December 1, 2009 by  
Filed under Reasons Banks Reject Short Sales

Reasons Banks Reject Short Sales

Unless a property is marketed as “Short Sale Approved”, no one has any way of knowing whether a short sale offer may be accepted, not the buyer’s agent, not the listing agent, nor the seller. Simply because a listing is advertised as a short sale doesn’t mean the bank has agreed to consider a short sale offer. It means the listing agent and seller hope it will sell as a short sale and hope the bank will accept the offer.

Often times an agent will list a home as a potential short sale and state the asking price too low. A short sale list price normally has no connection to the actual price a bank may accept. The list price may be too high to pull in an offer or too low for the bank to accept. The house needs to be listed at an appealing price to entice an offer from a prospective buyer, but not too low that the bank will inevitably reject it.

The seller may not qualify for a short sale opportunity. If the seller is asking for debt forgiveness and they have assets they are at a disadvantage if they are unwilling to work out a repayment plan with the bank. The bank will want to see documentation of their current financial status and a hardship letter from the seller that explains why they can not afford to continue making mortgage payments. The seller needs to explain what hardship they have suffered. Just wanting to walk away and get a cheaper house is not a reason to do a short sale and most likely the lender will deny the short sale request.

The downfall may also be on the buyers end. The desire that many prospective buyers have to purchase a home at a great (below market) price and the financial means to do so are two different are not contingent on one another. It is important to have a qualified buyer before an offer is made. Banks will require proof of funds or pre-approval letter at the time an offer is made. They want to see ability to obtain financing before starting any negotiations. If a buyer is unable to prove funds, the offer will be objected immediately.

It is extremely important to have assistance putting your short sale package together to submit to the lender. These lenders are overwhelmed and understaffed. If the package is not labeled or not packaged as they instructed, they may reject the short sale just because it did not meet their specifications. It is vital to include all the required documents at once. Although it seems simple, this may be the most common pitfall in rejected short sale offers.

There are many reasons why banks reject short sales. Short sales occur when a bank agrees to accept an amount for the sale of a home that is less than the balance owed.
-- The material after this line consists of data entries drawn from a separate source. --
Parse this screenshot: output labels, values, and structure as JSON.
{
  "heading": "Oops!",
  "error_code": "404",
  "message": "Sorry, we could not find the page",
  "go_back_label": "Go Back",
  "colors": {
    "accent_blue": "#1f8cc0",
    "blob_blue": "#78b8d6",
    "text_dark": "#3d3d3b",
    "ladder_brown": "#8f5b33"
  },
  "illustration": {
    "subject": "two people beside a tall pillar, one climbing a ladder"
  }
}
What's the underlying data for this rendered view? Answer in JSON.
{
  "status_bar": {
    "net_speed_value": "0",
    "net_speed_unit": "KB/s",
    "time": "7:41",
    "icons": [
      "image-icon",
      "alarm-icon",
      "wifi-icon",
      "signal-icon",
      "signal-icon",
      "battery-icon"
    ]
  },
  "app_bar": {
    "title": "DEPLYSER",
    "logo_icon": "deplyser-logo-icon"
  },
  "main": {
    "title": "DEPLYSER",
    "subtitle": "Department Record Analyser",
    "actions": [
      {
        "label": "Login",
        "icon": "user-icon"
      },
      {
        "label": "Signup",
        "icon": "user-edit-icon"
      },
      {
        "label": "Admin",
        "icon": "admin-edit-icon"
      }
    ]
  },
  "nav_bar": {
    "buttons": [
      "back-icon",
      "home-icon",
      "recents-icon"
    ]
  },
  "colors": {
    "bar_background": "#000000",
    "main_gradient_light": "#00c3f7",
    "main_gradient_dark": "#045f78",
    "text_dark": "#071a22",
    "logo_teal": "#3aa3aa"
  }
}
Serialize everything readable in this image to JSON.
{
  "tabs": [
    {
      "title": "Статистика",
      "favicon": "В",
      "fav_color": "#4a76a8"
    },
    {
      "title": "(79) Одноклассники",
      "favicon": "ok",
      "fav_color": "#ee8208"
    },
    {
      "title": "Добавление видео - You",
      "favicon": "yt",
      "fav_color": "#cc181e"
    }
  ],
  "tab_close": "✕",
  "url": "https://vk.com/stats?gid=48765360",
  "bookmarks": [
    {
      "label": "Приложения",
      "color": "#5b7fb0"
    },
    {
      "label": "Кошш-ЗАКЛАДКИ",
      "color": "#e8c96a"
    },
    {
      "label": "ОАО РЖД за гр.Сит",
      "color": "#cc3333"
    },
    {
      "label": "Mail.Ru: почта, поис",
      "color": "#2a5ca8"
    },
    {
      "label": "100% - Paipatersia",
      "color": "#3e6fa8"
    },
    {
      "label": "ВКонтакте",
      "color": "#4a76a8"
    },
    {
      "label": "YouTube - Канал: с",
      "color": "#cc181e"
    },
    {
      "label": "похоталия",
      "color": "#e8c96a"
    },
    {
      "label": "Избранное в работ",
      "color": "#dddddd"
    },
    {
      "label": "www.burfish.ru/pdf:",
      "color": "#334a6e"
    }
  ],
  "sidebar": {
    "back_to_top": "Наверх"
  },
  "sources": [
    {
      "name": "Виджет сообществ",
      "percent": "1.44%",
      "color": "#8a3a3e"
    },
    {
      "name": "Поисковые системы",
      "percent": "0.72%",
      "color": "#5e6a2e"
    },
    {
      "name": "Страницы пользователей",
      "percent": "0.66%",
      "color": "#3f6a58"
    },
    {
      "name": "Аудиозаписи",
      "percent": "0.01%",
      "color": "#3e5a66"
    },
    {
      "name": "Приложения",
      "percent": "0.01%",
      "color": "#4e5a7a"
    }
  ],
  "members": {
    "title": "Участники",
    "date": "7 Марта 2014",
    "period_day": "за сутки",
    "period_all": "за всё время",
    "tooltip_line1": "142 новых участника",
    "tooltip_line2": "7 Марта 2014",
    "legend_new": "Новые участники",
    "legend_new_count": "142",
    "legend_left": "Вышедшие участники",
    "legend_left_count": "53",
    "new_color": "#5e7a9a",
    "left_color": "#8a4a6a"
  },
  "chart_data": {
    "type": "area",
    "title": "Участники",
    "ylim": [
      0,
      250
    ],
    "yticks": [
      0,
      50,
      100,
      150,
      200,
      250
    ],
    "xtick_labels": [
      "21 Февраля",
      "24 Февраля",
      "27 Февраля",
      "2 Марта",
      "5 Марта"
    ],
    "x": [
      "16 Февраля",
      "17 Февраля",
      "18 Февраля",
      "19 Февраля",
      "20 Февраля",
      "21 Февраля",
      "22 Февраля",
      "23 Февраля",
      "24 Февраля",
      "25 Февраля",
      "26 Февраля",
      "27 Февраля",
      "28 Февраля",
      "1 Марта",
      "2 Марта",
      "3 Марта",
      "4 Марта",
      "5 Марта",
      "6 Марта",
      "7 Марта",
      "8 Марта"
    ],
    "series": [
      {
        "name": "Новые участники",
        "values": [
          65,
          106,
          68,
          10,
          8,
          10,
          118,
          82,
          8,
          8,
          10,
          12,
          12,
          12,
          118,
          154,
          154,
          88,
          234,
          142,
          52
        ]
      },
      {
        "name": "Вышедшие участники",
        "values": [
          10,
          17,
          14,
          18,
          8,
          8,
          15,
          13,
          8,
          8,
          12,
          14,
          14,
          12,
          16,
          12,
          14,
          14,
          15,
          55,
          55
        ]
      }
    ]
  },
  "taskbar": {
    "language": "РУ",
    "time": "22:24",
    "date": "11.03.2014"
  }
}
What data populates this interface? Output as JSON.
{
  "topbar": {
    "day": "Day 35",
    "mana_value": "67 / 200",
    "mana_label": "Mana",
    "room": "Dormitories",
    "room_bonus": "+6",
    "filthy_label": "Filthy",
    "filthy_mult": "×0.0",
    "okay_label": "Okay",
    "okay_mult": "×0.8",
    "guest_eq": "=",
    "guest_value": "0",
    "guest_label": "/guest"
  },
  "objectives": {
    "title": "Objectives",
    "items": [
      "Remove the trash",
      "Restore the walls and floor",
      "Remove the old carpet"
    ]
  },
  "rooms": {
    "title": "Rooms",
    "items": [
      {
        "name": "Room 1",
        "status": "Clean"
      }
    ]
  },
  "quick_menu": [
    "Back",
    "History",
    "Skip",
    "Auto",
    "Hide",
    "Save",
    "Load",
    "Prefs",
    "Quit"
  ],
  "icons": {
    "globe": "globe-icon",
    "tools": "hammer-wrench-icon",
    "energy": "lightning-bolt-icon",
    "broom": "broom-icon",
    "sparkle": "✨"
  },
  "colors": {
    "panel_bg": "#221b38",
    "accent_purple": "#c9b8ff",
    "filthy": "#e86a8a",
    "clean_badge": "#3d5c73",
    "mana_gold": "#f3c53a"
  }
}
Typically, a highly motivated seller is looking to unload their mortgage obligation and avoid foreclosure.

The three most common reasons a property does not qualify for a short sale are: the offer price is too low, the buyer does not qualify, or the seller does not qualify for the short sale.

The Offer Price is too Low

Typically, the bank will require an appraisal to establish the value of the home before going forward with any approval. The bank may also request a broker price opinion (BPO) be performed instead of the full appraisal.  A BPO measures the home’s value by looking at the comparative sale prices of three recently sold homes in the neighborhood. This process is usually quicker and cheaper for the bank and is common with short sales.

Should the offer price be significantly lower than the BPO, a bank is less inclined to accept the offer for the sale of the home. It is the bank’s discretion whether or not to accept the terms of the offer.

A bank will typically weigh the cost to sell, cost to hold and foreclosure costs when making a decision to sell a home.

The Buyer Does Not Qualify

A bank will require evidence that a borrower qualifies for the home before accepting an offer from them. A borrower must be financially capable of purchasing a property. The items a bank will typically ask for are:

  • Credit report
  • Evidence of sufficient assets to close transaction
  • Preapproval lender from lender with sales price specifically detailed

The Seller Does Not Qualify

If the seller is involved in foreclosure proceedings, the bank may consider holding the property. If the bank has already invested money into the foreclosure, they may want to hold the property and try to sell it themselves in the open market.

A seller should work with their lender to avoid foreclosure proceedings and keep all lines of communication open. A seller should contact their bank’s loss mitigation department and find the representative that can assist them. Once the relationship has been established, communicate regularly about pending offers to keep the bank from beginning the process of foreclosure.

If you are a buyer, keep in mind that a home listed as a short sale is not necessarily approved by the bank. The short sale advertisement does not indicate that a bank has approved a sale.